Ils m’offrirent de l’eau que je me mis à boire d’une seule traite; mais l’un deux m’arrêta. « Il risque la mort en buvant ainsi », dit-il à mes bienfaiteurs. « Faites le désaltérer dose par dose ».

Le soleil a déjà fait le gros de sa traversée vers le couchant, quand j’ai pu me relever. Les mots pour exprimer toute ma reconnaissance à ceux qui m’ont sauvé d’une mort certaine me manquaient. Tout ce qu’il m’était donné de faire c’était de les remercier les larmes aux yeux.

Il était déjà nuit quand j’arrive à Néma. Mon épuisement était total au point que je pouvais à peine me maintenir debout. Des passants m’ont indiqué la ruelle qui conduit à la maison de Ehel Boubacar où le fils de la famille, mon ami feu Mohamed Lemine dit Nenna m’ouvrit la porte. ll me reçut cordialement. Tel que je l’ai connu et tel que ses amis plus intimes me l’ont décrit, Nenna que Dieu lui prodigue pardon, est un kadihine actif et courageux qui, à l’issue des études, a eu à occuper plusieurs postes de responsabilité dans divers établissements publics. L’image qu’il m’a laissée est celle d’un homme convivial, endurant et aux qualités humaines reconnues.
Pour fatigué que j’étais, je passai toute la nuit sans sommeil. Le matin de bonheur, le père de la famille, toujours affectueux et compatissant, m’amena au dispensaire. Le médicament qu’il m’administra n’a pas tardé à me guérir. Le lendemain, je réunis les éléments les plus engagés de la ville, leur offris leur lot de publications et tracts et les mis au fait de l’évolution des choses et des succès que les Kadihines sont en train de remporter.

Alors que je m’apprêtais au retour, on me fit savoir que les services de sécurité ont eu vent de ma présence et qu’ils seraient en train de me filer. Des barrages sont placés au sortir de la ville pour contrôler l’identité des passagers. J’ai dû quitter la ville à pied, à travers des chemins détournés pour éviter d’être pris au filet. Les camarades ont coupé un billet au nom de l’un des leurs, inconnu des services de sécurité. J’attendais assez loin derrière le point de contrôle quand il est venu me céder la place comme convenu.

Le camion arrive de  nuit à Timbédra. Des éléments de la sécurité postés à l’entrée de la ville lui font signe de s’arrêter.

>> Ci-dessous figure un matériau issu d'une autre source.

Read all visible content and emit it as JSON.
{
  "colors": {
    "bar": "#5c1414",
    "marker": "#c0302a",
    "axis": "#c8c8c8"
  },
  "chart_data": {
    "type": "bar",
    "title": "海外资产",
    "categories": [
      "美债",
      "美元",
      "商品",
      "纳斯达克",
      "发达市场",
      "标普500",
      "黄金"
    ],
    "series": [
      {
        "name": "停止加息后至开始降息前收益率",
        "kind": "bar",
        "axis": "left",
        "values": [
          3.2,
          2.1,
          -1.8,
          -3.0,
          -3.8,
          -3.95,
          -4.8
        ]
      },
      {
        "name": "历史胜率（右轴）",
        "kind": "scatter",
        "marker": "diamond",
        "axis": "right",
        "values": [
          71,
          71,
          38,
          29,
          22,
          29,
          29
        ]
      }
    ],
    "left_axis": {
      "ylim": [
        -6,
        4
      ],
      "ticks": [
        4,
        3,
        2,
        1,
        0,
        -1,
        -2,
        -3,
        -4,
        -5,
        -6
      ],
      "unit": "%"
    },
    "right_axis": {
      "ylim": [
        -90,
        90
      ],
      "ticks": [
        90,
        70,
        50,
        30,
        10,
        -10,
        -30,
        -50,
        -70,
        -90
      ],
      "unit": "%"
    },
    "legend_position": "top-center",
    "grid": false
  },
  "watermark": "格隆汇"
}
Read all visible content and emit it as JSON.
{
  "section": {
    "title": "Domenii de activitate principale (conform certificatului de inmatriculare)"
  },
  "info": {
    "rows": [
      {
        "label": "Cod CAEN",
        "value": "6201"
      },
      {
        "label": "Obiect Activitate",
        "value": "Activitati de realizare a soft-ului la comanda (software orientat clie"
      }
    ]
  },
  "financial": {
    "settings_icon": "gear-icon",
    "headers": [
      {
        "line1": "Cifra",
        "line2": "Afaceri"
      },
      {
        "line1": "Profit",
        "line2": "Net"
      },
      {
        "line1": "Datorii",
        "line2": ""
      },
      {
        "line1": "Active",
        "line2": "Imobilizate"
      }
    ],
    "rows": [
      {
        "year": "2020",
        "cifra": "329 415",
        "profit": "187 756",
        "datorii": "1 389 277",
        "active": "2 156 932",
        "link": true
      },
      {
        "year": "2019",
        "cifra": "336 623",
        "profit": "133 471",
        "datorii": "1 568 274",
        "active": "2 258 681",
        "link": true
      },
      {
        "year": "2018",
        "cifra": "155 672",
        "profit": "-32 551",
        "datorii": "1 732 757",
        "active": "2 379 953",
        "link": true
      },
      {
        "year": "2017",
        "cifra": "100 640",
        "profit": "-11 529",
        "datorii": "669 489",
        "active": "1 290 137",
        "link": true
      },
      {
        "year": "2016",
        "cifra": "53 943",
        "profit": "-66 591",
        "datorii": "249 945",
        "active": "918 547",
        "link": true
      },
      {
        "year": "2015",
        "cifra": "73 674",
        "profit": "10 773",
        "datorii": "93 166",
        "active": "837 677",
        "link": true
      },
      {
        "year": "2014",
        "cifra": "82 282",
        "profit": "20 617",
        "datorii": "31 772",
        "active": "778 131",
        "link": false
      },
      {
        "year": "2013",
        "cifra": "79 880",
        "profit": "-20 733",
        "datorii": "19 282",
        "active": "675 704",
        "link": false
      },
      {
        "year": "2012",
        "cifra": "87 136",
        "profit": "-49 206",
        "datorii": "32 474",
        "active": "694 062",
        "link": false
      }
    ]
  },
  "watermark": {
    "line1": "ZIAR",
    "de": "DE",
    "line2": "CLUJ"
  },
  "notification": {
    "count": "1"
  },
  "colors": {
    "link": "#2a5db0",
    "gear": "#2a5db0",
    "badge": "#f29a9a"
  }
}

Ils nous ordonnent de nous rendre au Poste. Arrivés là, un élément de la sécurité monte à bord et demande aux passagers de lui produire leurs pièces d’identité. A côté de moi, une notabilité de la place lui réplique : « moi, je suis tel fils de tel. Je suis suffisamment connu pour que moi et ma suite ayons à subir un quelconque contrôle ». « Vous pouvez descendre, toi et ta suite, lui dit l’homme en uniforme ». Je saute immédiatement sur l’occasion et me fit passer pour un adepte du Cheikh l’aidant à se relever et descendre.
Après avoir fouillé et interrogé le reste des passagers, ils nous laissent continuer.

Ce sera le retour à Nouakchott. Mais dans la vie des agents de liaison, Sisyphe et soldats inconnus de la cause au sein des tâches spéciales, ce genre de cycles se répète continuellement.
Chaque jour qui pointe leur apporte son lot de dangers qu’ils transforment en autant d’exploits.